Oliver Nyholm
AI and Gameplay Programmer

Tom Clancy's The Division 2: Warlords of New York



C++ | AI | AAA | Internship


About the Game


Tom Clancy's The Division 2: Warlords of New York, is my first release in a professional environment (Internship at Massive Entertainment). The game was released the 3rd of March 2020, as an expansion to the existing game, The Division 2.

Tom Clancy's The Division 2 is a shooter RPG with campaign, co-op, and PvP modes that offers more variety in missions and challenges, new progression systems with unique twists and surprises, and fresh innovations that offer new ways to play (Source).


Main contributions


NPC Team

I was part of the NPC team, with main responsibility over the AI characters that the players would play against in the game. During my internship, I worked on multiple things, from features to bugs. Below, I have listed the main tasks that I worked on.
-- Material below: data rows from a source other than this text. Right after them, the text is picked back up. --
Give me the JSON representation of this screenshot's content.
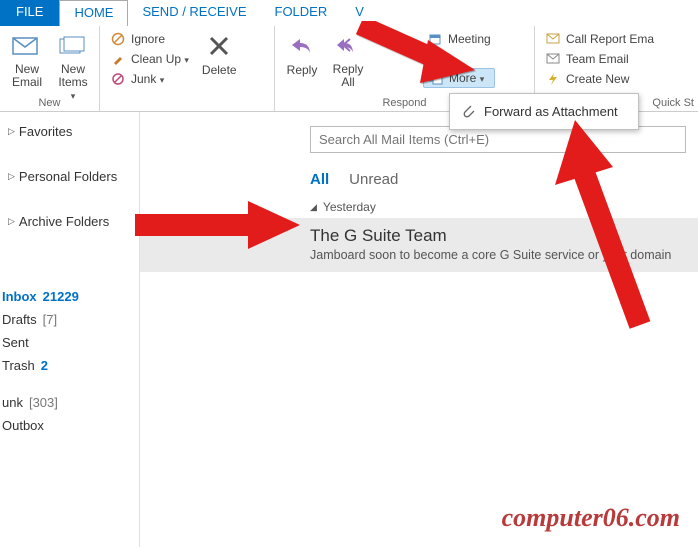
{
  "tabs": {
    "file": "FILE",
    "home": "HOME",
    "send_receive": "SEND / RECEIVE",
    "folder": "FOLDER",
    "v": "V"
  },
  "ribbon": {
    "new": {
      "label": "New",
      "new_email": "New\nEmail",
      "new_items": "New\nItems"
    },
    "delete": {
      "ignore": "Ignore",
      "clean_up": "Clean Up",
      "junk": "Junk",
      "delete": "Delete"
    },
    "respond": {
      "label": "Respond",
      "reply": "Reply",
      "reply_all": "Reply\nAll",
      "more": "More",
      "meeting": "Meeting"
    },
    "quick": {
      "label": "Quick St",
      "call_report": "Call Report Ema",
      "team_email": "Team Email",
      "create_new": "Create New"
    }
  },
  "dropdown": {
    "forward_attachment": "Forward as Attachment"
  },
  "sidebar": {
    "favorites": "Favorites",
    "personal": "Personal Folders",
    "archive": "Archive Folders",
    "folders": {
      "inbox": {
        "name": "Inbox",
        "count": "21229"
      },
      "drafts": {
        "name": "Drafts",
        "count": "[7]"
      },
      "sent": {
        "name": "Sent"
      },
      "trash": {
        "name": "Trash",
        "count": "2"
      },
      "junk": {
        "name": "unk",
        "count": "[303]"
      },
      "outbox": {
        "name": "Outbox"
      }
    }
  },
  "content": {
    "search_placeholder": "Search All Mail Items (Ctrl+E)",
    "filter_all": "All",
    "filter_unread": "Unread",
    "group_yesterday": "Yesterday",
    "message": {
      "from": "The G Suite Team",
      "subject": "Jamboard soon to become a core G Suite service or your domain"
    }
  },
  "watermark": "computer06.com"
}
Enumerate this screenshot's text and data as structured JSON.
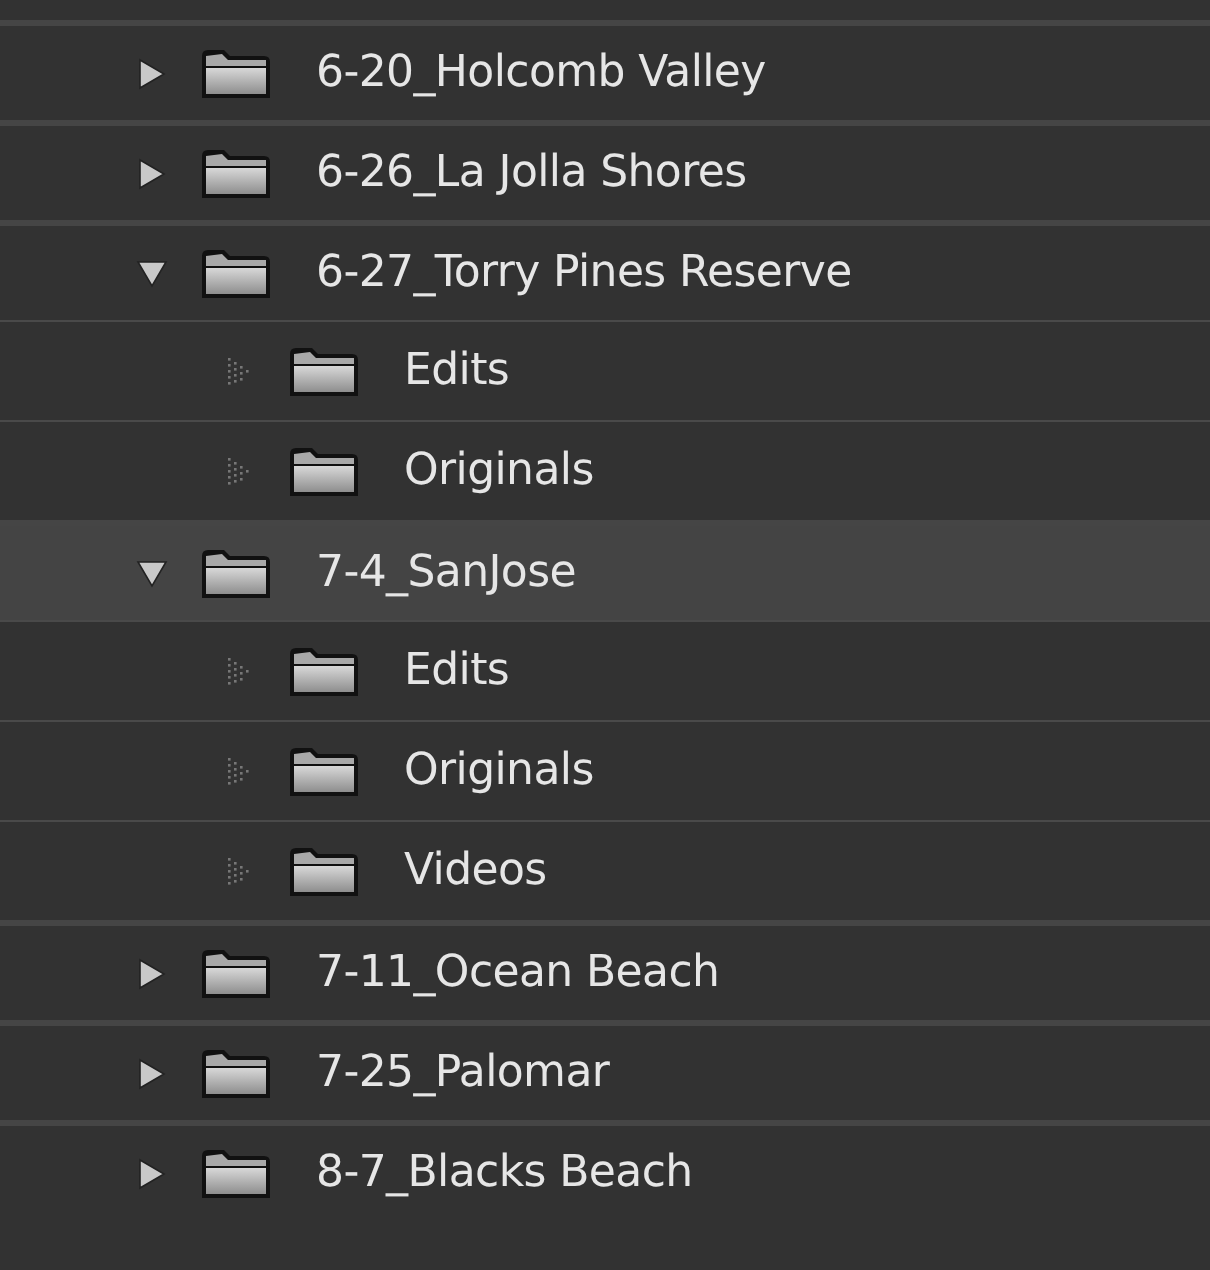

  • Jumping RC Car - I improving how mechanical ground units could jump up and down different elevations, where the cleaner factions jumping RC car was the main focus.
  • Rogue Agents - Rogue agents are new, difficult NPCs that can at random appear in the game when players are doing events. If the player manages to defeat the agents, they are rewarded with great loot. My main task was handling how rouge agents could spawn in missions. That would require modifying existing code to fit them in. It would also involve creating new nodes that would work for other areas where they spawn, but most important making it easy for level designers to implement them in new and existing missions.
  • Scaling - As the game progressed from the main games level 30 (with world tiers upon that) to level 40 in the expansion, I worked on changes to NPC's level scaling.
  • Shoot Patterns - The NPCs had an asset library of different shoot patters which would be used depending on weapon type and distance. It was using an animation sequence-based system that was an overcompilcated system for shoot patterns. I created a new system where all shoot patterns were stored in a text data file, and using a new code based system that was more performance friendly. On top of that, I created a new UI tool where designers could record their own shooting and save the data as a new pattern.